TLDNW: Lion

We’re all aware of the phrase TLDNR (Too Long, Did Not Read) for posts on the Internet. This is a segment called TLDNW (Too Long, Did Not Watch). It’s for people that just don’t have time to go to the movies. Now, I work pretty hard every year to see the entire list of films nominated for Best Picture at the Oscars. You probably won’t get to all of them, because I assume you have a social life. Luckily for you, it is my goal in the following weeks to post reviews of the 2017 Oscar-nominated best pictures so that you can be caught up before the big night.

However, I know even reading a whole review is time-consuming and not for everyone. Many people just look at the star rating and don’t bother with the rest of the review. Even now you’re probably bored of this introduction.

So I’ll make it short and sweet. For every movie I review, I’ll include three sections: 1) A 1-word review, because frankly most people are lazy.  2) A 20-word review so you have things to say about the film when your friends ask if you saw it. 3) An in-depth 500-word review.

lion-movie-2016

TLDNW: 1 Word

3/4

Foreign

TLDNW: 20 Words

★★★/★★★★

Dev Patel crying over maps and … is hot? They finally let Nicole Kidman be Australian. The tiniest, cutest Indian boy. Rooney Mara dancing in the street???

TLDNW: 500 Words

Three out of Four Stars

There is something so beautiful about a foreign film. Something so beautifully un-American about how foreign films look and feel. They don’t have to answer to anyone. Lion is almost a foreign film. I mean technically it was produced by the Weinstein company and there’s no way this tiny film would have gotten any notice without being backed by Harvey himself. However, the film feels so foreign and it is a beautiful change of pace.

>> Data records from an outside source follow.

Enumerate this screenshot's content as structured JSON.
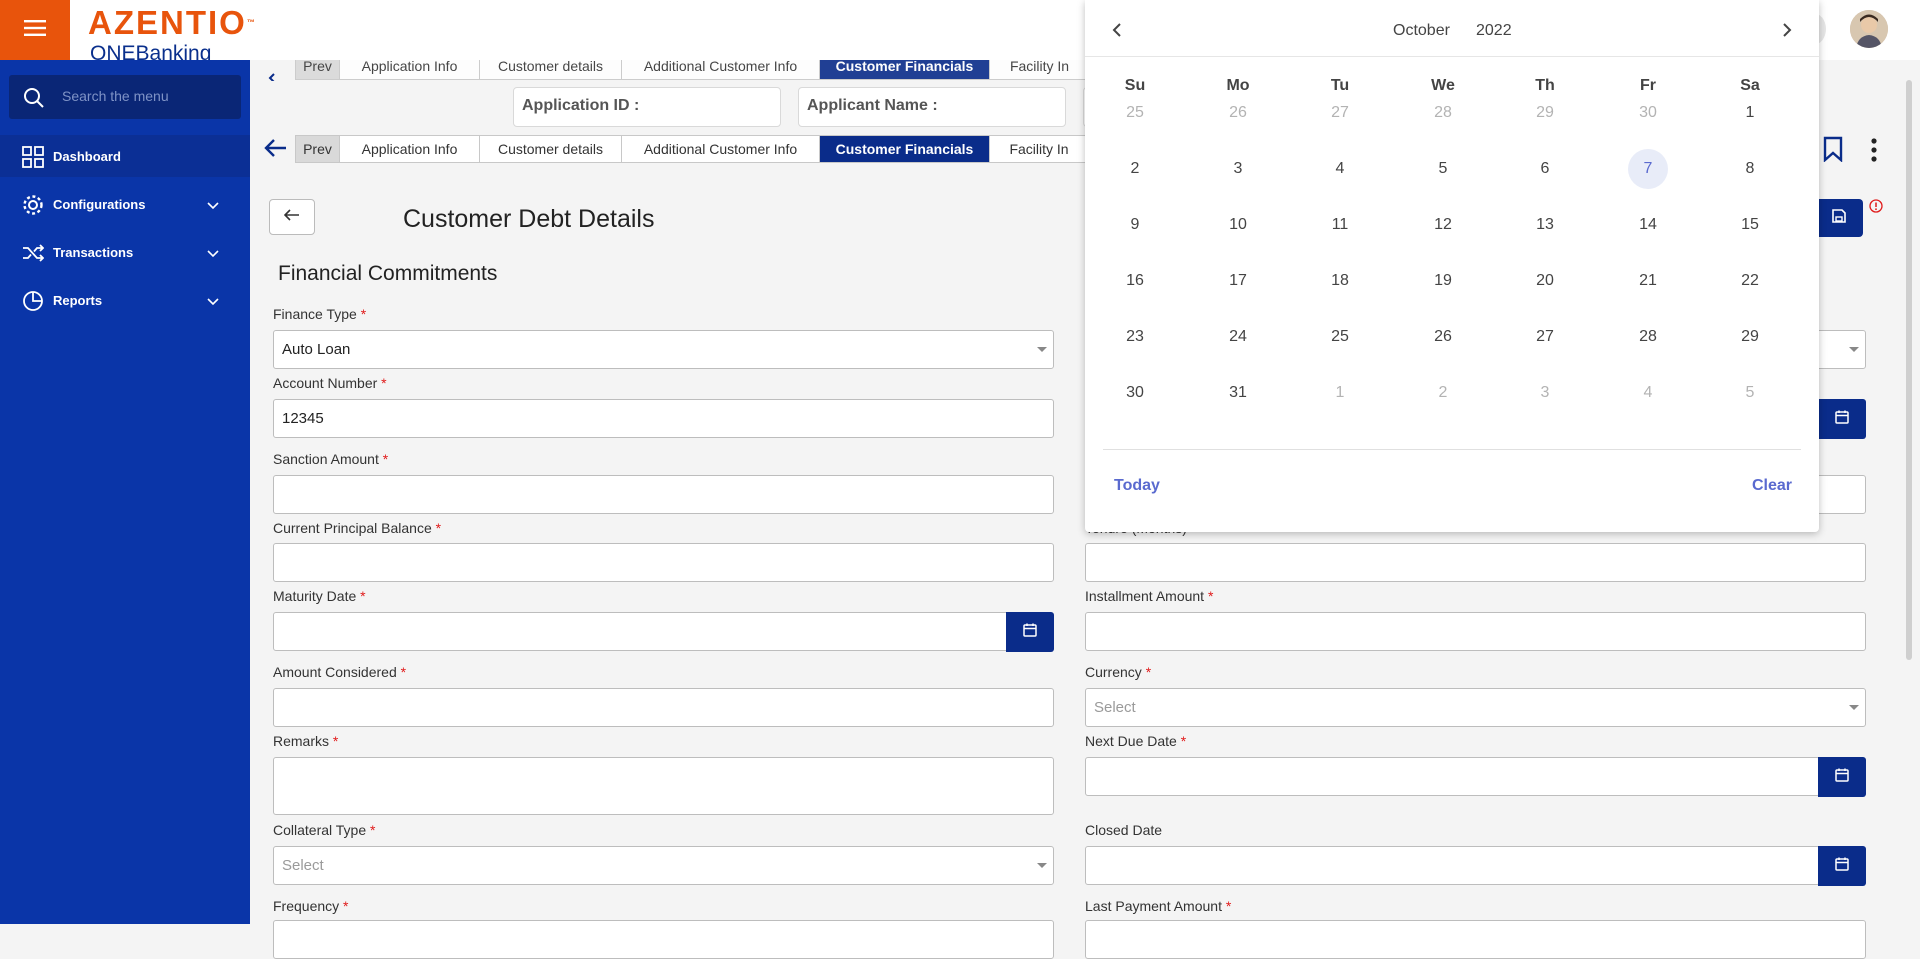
{
  "brand": {
    "name": "AZENTIO",
    "tm": "™",
    "sub": "ONEBanking"
  },
  "search": {
    "placeholder": "Search the menu"
  },
  "sidebar": {
    "items": [
      {
        "label": "Dashboard"
      },
      {
        "label": "Configurations"
      },
      {
        "label": "Transactions"
      },
      {
        "label": "Reports"
      }
    ]
  },
  "tabs": {
    "prev": "Prev",
    "items": [
      "Application Info",
      "Customer details",
      "Additional Customer Info",
      "Customer Financials",
      "Facility In"
    ]
  },
  "app_fields": {
    "application_id": "Application ID :",
    "applicant_name": "Applicant Name :"
  },
  "page": {
    "title": "Customer Debt Details",
    "section": "Financial Commitments"
  },
  "form": {
    "finance_type": {
      "label": "Finance Type",
      "value": "Auto Loan"
    },
    "account_number": {
      "label": "Account Number",
      "value": "12345"
    },
    "sanction_amount": {
      "label": "Sanction Amount",
      "value": ""
    },
    "current_principal_balance": {
      "label": "Current Principal Balance",
      "value": ""
    },
    "tenure": {
      "label": "Tenure (Months)",
      "value": ""
    },
    "maturity_date": {
      "label": "Maturity Date",
      "value": ""
    },
    "installment_amount": {
      "label": "Installment Amount",
      "value": ""
    },
    "amount_considered": {
      "label": "Amount Considered",
      "value": ""
    },
    "currency": {
      "label": "Currency",
      "placeholder": "Select"
    },
    "remarks": {
      "label": "Remarks",
      "value": ""
    },
    "next_due_date": {
      "label": "Next Due Date",
      "value": ""
    },
    "collateral_type": {
      "label": "Collateral Type",
      "placeholder": "Select"
    },
    "closed_date": {
      "label": "Closed Date",
      "value": ""
    },
    "frequency": {
      "label": "Frequency"
    },
    "last_payment_amount": {
      "label": "Last Payment Amount"
    },
    "required_mark": "*"
  },
  "calendar": {
    "month": "October",
    "year": "2022",
    "weekdays": [
      "Su",
      "Mo",
      "Tu",
      "We",
      "Th",
      "Fr",
      "Sa"
    ],
    "weeks": [
      [
        "25",
        "26",
        "27",
        "28",
        "29",
        "30",
        "1"
      ],
      [
        "2",
        "3",
        "4",
        "5",
        "6",
        "7",
        "8"
      ],
      [
        "9",
        "10",
        "11",
        "12",
        "13",
        "14",
        "15"
      ],
      [
        "16",
        "17",
        "18",
        "19",
        "20",
        "21",
        "22"
      ],
      [
        "23",
        "24",
        "25",
        "26",
        "27",
        "28",
        "29"
      ],
      [
        "30",
        "31",
        "1",
        "2",
        "3",
        "4",
        "5"
      ]
    ],
    "selected": "7",
    "today_label": "Today",
    "clear_label": "Clear"
  },
  "colors": {
    "brand_orange": "#e8540c",
    "sidebar_blue": "#0a35a8",
    "active_tab": "#0a2c8a",
    "required": "#e01a1a",
    "calendar_accent": "#5a6acf"
  }
}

Lion follows a young Indian boy named Saroo who becomes lost in India and accidentally rides a train for miles and miles. He isn’t pronouncing his hometown’s name correctly so no one can help him and he ultimately ends up in an orphanage. This action, the following Saroo around India, is almost completely devoid of dialogue. Garth Davis, the director, said that he drew inspiration from Wall-e in watching a single character struggle in near silence. This too, adds to the feeling of foreignness. So few Blockbusters would dare spend that much time in silence. (UNLESS YOU’RE THE MOVIE SILENCE BADA-BOOM-BADA-BING, my life is lonely). Just over half way through the movie Saroo is adopted by a couple from Tasmania and the rest of the movie tracks Saroo’s search from home using the, at the time, recent technology of Google Maps. It’s a true story and it’s pretty incredible.

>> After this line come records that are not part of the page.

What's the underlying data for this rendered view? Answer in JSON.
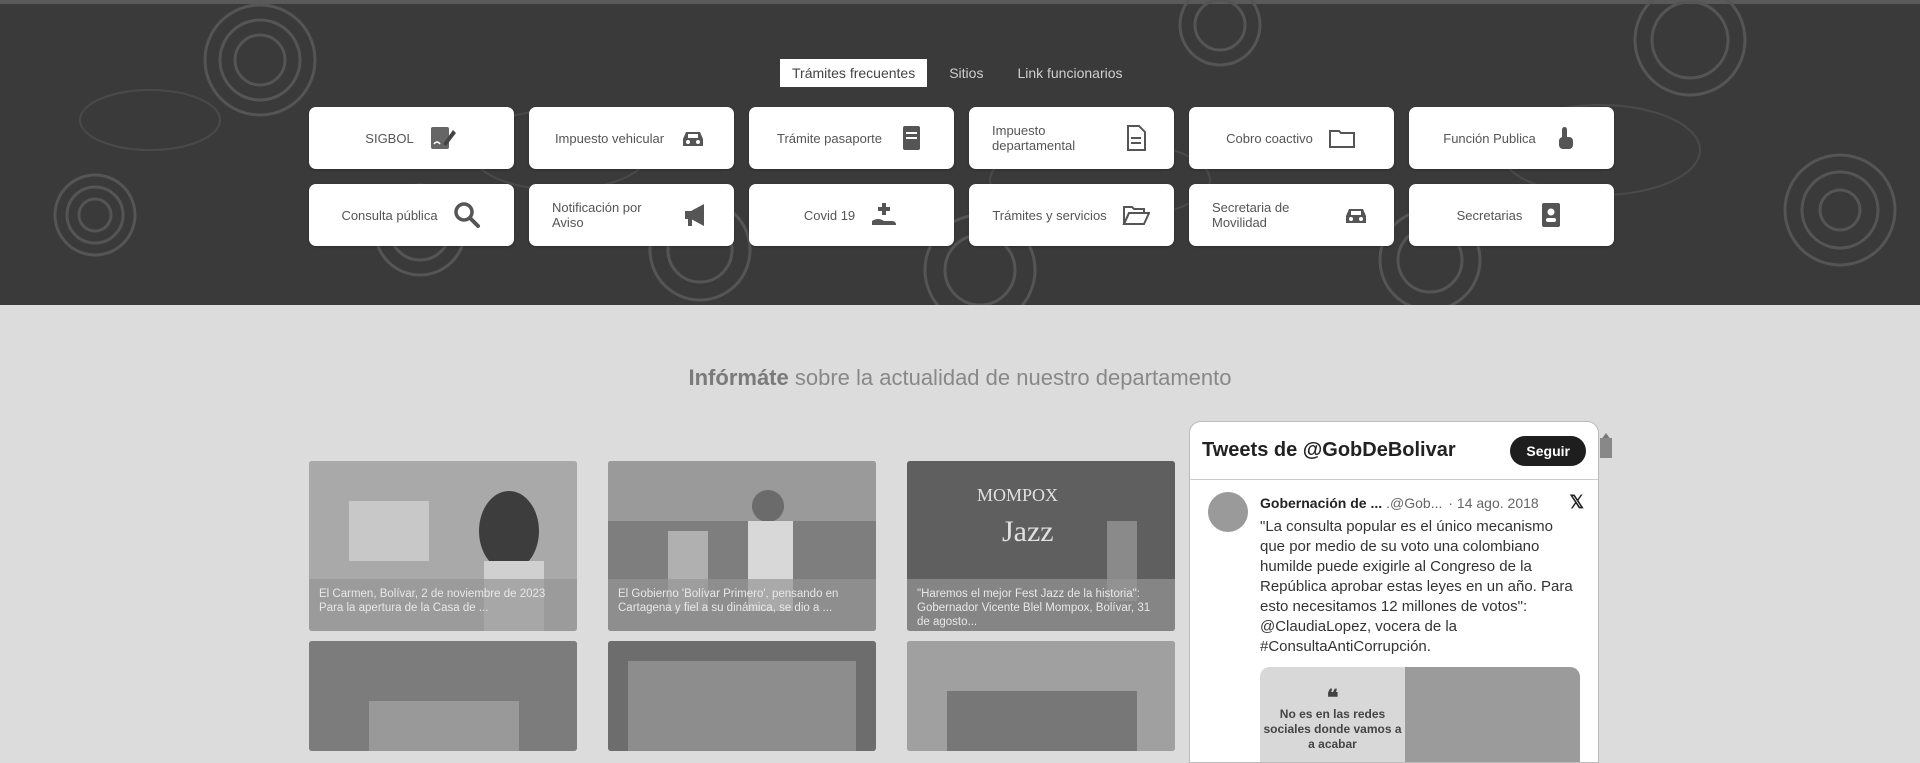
{
  "tabs": {
    "items": [
      "Trámites frecuentes",
      "Sitios",
      "Link funcionarios"
    ]
  },
  "services": [
    {
      "label": "SIGBOL",
      "icon": "signature-icon"
    },
    {
      "label": "Impuesto vehicular",
      "icon": "car-icon"
    },
    {
      "label": "Trámite pasaporte",
      "icon": "passport-book-icon"
    },
    {
      "label": "Impuesto departamental",
      "icon": "document-icon"
    },
    {
      "label": "Cobro coactivo",
      "icon": "folder-icon"
    },
    {
      "label": "Función Publica",
      "icon": "hand-pointer-icon"
    },
    {
      "label": "Consulta pública",
      "icon": "search-icon"
    },
    {
      "label": "Notificación por Aviso",
      "icon": "megaphone-icon"
    },
    {
      "label": "Covid 19",
      "icon": "hand-plus-icon"
    },
    {
      "label": "Trámites y servicios",
      "icon": "folder-open-icon"
    },
    {
      "label": "Secretaria de Movilidad",
      "icon": "car-icon"
    },
    {
      "label": "Secretarias",
      "icon": "id-badge-icon"
    }
  ],
  "headline": {
    "bold": "Infórmáte",
    "rest": " sobre la actualidad de nuestro departamento"
  },
  "news": [
    {
      "caption": "El Carmen, Bolívar, 2 de noviembre de 2023 Para la apertura de la Casa de ..."
    },
    {
      "caption": "El Gobierno 'Bolívar Primero', pensando en Cartagena y fiel a su dinámica, se dio a ..."
    },
    {
      "caption": "\"Haremos el mejor Fest Jazz de la historia\": Gobernador Vicente Blel Mompox, Bolívar, 31 de agosto..."
    },
    {
      "caption": ""
    },
    {
      "caption": ""
    },
    {
      "caption": ""
    }
  ],
  "tweets": {
    "title": "Tweets de @GobDeBolivar",
    "follow_label": "Seguir",
    "author": "Gobernación de ...",
    "handle": ".@Gob...",
    "date": "· 14 ago. 2018",
    "text": "\"La consulta popular es el único mecanismo que por medio de su voto una colombiano humilde puede exigirle al Congreso de la República aprobar estas leyes en un año. Para esto necesitamos 12 millones de votos\": @ClaudiaLopez, vocera de la #ConsultaAntiCorrupción.",
    "media_quote": "No es en las redes sociales donde vamos a a acabar"
  }
}
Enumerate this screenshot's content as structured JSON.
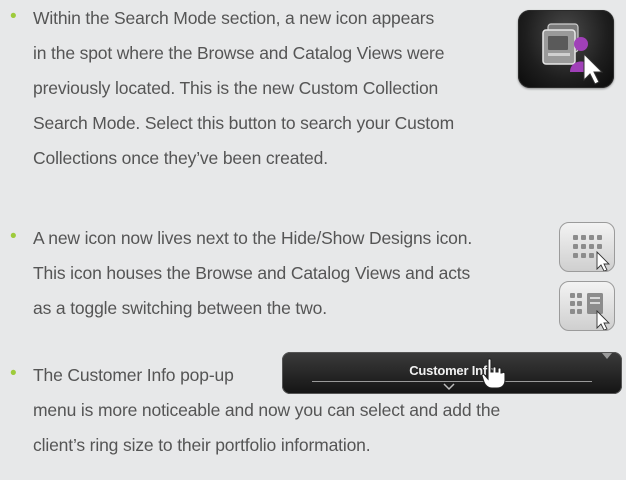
{
  "items": [
    {
      "lines": [
        "Within the Search Mode section, a new icon appears",
        "in the spot where the Browse and Catalog Views were",
        "previously located. This is the new Custom Collection",
        "Search Mode. Select this button to search your Custom",
        "Collections once they’ve been created."
      ]
    },
    {
      "lines": [
        "A new icon now lives next to the Hide/Show Designs icon.",
        "This icon houses the Browse and Catalog Views and acts",
        "as a toggle switching between the two."
      ]
    },
    {
      "lines": [
        "The Customer Info pop-up",
        "menu is more noticeable and now you can select and add the",
        "client’s ring size to their portfolio information."
      ]
    }
  ],
  "bullet_glyph": "•",
  "customer_info_label": "Customer Info",
  "colors": {
    "background": "#e7e8e9",
    "bullet": "#9ecb3b",
    "text": "#555555",
    "icon_accent": "#a040b8"
  },
  "icons": {
    "custom_collection": "custom-collection-search-icon",
    "browse_view": "browse-view-icon",
    "catalog_view": "catalog-view-icon",
    "cursor": "pointer-cursor-icon",
    "hand_cursor": "hand-cursor-icon"
  }
}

I was skeptical, like many of you I’m sure, about Dev Patel’s supporting actor nomination but it is true- he is in less than half of the film. Although he is the main character it is the adorable Sunny Pawar who plays Saroo for the majority of the film. Dev Patel is fantastic and it is no surprise that he was nominated for the supporting actor category. Nicole Kidman is also excellent and generally steals the show for the second half of the movie. Rooney Mara, who is usually so consistently good, is terrible. Her character is like a weird extension of her character in The Social Network (remember when she was in that?). Her character sits in the awful realm of being just a bland, flat, attempt at a love story. She should never play a normal character. He work in The Girl with the Dragon Tattoo is unparalleled, but keep her away from playing “the girlfriend”.

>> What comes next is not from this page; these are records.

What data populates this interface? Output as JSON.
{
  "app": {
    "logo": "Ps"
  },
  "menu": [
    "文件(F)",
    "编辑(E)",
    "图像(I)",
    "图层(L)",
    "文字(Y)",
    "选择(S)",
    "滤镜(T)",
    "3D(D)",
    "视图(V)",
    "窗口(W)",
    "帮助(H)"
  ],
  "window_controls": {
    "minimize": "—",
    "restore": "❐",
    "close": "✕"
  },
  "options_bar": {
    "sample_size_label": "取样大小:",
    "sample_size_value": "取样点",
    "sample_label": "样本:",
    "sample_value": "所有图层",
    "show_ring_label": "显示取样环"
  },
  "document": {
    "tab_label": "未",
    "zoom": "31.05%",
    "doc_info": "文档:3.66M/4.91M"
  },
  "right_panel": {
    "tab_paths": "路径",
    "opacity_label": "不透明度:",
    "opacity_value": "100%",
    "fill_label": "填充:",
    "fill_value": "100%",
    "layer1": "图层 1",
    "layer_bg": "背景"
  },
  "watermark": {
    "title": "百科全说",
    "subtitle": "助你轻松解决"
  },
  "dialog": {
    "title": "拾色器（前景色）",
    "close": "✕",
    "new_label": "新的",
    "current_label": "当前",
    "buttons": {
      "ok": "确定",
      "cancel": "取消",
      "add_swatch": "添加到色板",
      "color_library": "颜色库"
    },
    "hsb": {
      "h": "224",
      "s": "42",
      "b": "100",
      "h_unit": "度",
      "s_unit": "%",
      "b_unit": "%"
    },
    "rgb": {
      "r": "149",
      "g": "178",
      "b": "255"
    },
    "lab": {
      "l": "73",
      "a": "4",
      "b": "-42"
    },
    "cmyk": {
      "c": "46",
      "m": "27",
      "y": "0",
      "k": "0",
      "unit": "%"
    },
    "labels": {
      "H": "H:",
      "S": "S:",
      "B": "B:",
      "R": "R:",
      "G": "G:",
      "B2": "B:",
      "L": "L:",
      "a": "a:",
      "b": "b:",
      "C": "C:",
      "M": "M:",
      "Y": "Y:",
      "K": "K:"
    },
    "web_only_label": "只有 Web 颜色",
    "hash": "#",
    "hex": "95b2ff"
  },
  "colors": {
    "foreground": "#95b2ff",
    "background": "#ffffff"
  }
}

The thing I think I liked most about Lion, which is lost in lots of big movies, is that it focuses on the story. It doesn’t need to show excellent acting, or big effects, or a really overly clever script. Lion wants to tell you this incredible story. It wants you to cry and, although sometimes it tries a little hard, it succeeds. It’s the reason why the story isn’t told in flashbacks (kill me). It’s told in two parts. It doesn’t care how much screen time Dev Patel or Nicole Kidman get, because it wants to focus on telling you the story.

It’s also beautifully shot. It was nominated for cinematography, which it deserved, and some of the slow beautiful shots of impoverished India are fantastic. Anyway, it won’t win best picture and a lot of people probably won’t like it or dismiss it as schmaltzy – but I don’t really care.